Divide and conquer — Break a task into pieces, spawn one worker per piece, review results.
Parallel exploration — Try multiple approaches simultaneously, pick the best.
Fresh context — Kill a finished worker, spawn a new one for the next step. Clean context windows lead to better results.
Iterative refinement — Steer a running worker with corrections instead of starting over.
Hierarchical delegation — A worker becomes an orchestrator, spawning its own sub-workers.
Full command reference lives in skills/orca/SKILL.md — the same file AI agents read.
| Command | Description |
|---|---|
orca spawn "task" |
Spawn a new worker with a task |
orca list |
Show all workers and their status |
orca logs <name> |
View a worker's terminal output |
orca steer <name> "msg" |
Send a follow-up message to a worker |
orca kill <name> |
Kill a worker and clean up its worktree |
orca gc |
Clean up all finished/dead workers |
orca doctor |
Check backend authentication before spawning |
orca hooks install |
Install lifecycle hooks for Claude Code & Codex |
| Type | Examples | Action |
|---|---|---|
| Auto-handled | Workspace trust, permission prompts, y/n, Codex model-switch prompts | Daemon answers automatically |
| Confirmed blockers | Rate-limit keywords, stale output (pane content frozen) | Daemon samples repeatedly, marks blocked, and notifies with orca logs, orca steer, and orca kill --reason commands. Auth issues are caught pre-spawn by orca doctor. |
Orca never kills worker panes — the orchestrator decides what to do. By default Orca requires 6 consecutive confirmations, sampled every 20 seconds, before notifying. Tune with ORCA_BLOCKER_CONFIRM_COUNT and ORCA_BLOCKER_CONFIRM_INTERVAL_SECS.

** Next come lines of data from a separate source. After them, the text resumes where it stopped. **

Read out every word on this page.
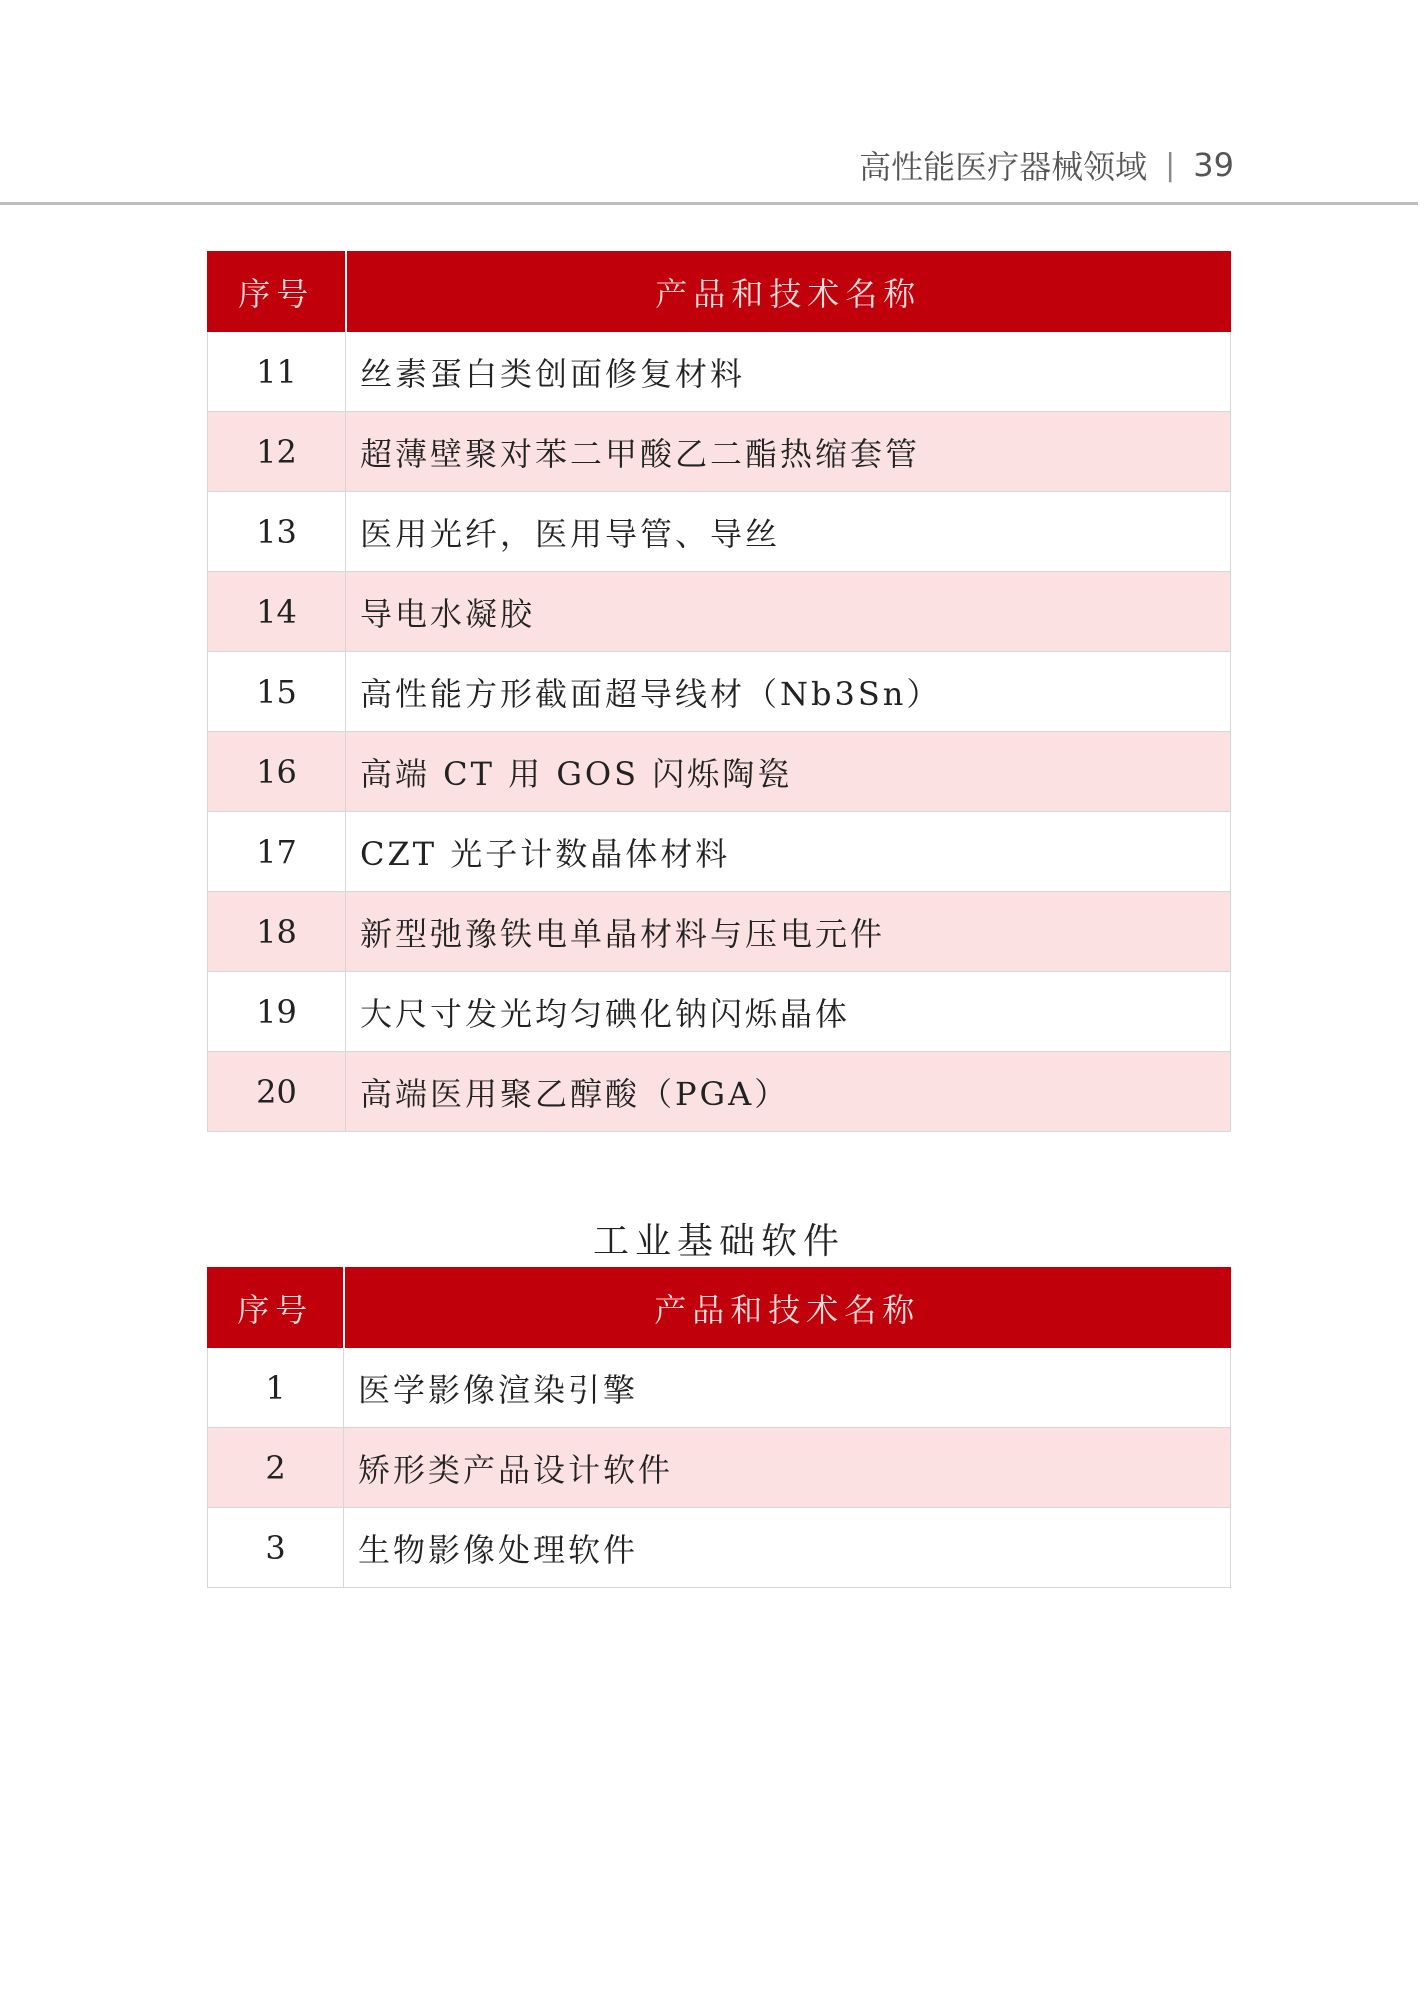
高性能医疗器械领域 | 39
序号	产品和技术名称
11	丝素蛋白类创面修复材料
12	超薄壁聚对苯二甲酸乙二酯热缩套管
13	医用光纤，医用导管、导丝
14	导电水凝胶
15	高性能方形截面超导线材（Nb3Sn）
16	高端 CT 用 GOS 闪烁陶瓷
17	CZT 光子计数晶体材料
18	新型弛豫铁电单晶材料与压电元件
19	大尺寸发光均匀碘化钠闪烁晶体
20	高端医用聚乙醇酸（PGA）
工业基础软件
序号	产品和技术名称
1	医学影像渲染引擎
2	矫形类产品设计软件
3	生物影像处理软件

| Environment Variable | Default | Description |
|---|---|---|
ORCA_MAX_DEPTH |
3 |
Maximum nesting depth for sub-workers |
ORCA_MAX_WORKERS |
10 |
Maximum running workers per orchestrator |
ORCA_HOME |
~/.orca |
Base directory for state, logs, and events |
ORCA_BLOCKER_CONFIRM_INTERVAL_SECS |
20 |
Seconds between blocker confirmations |
ORCA_BLOCKER_CONFIRM_COUNT |
6 |
Consecutive confirmations before a blocker notification |
ORCA_BLOCKER_STALE_SECS |
120 |
Seconds of unchanged pane output before stale-output detection |
| Document | Description |
|---|---|
| SPEC.md | Human-readable design spec — how Orca works, use cases, lifecycle |
| ARCHITECTURE.md | Technical architecture — module graph, data flow, runtime state |
| skills/orca/SKILL.md | CLI reference — what agents read to learn Orca |
| skills/sprint-team/SKILL.md | Optional sprint workflow with structured roles |
| CHANGELOG.md | Version history |
If you have direnv installed, run direnv allow — it installs rustup, rustfmt, clippy, and cargo-nextest automatically. Otherwise see CONTRIBUTING.md for manual setup.
cargo build # debug build
cargo nextest run # run tests in parallel (preferred)
cargo test # run tests without nextest
cargo fmt # format code
cargo clippy # lintSee CONTRIBUTING.md for full guidelines.
This project is largely vibe-coded. There are no guarantees of correctness, stability, or backwards compatibility. It works for the author's use cases, but it may not work for yours. Please read the code and understand what it does before relying on it for anything important.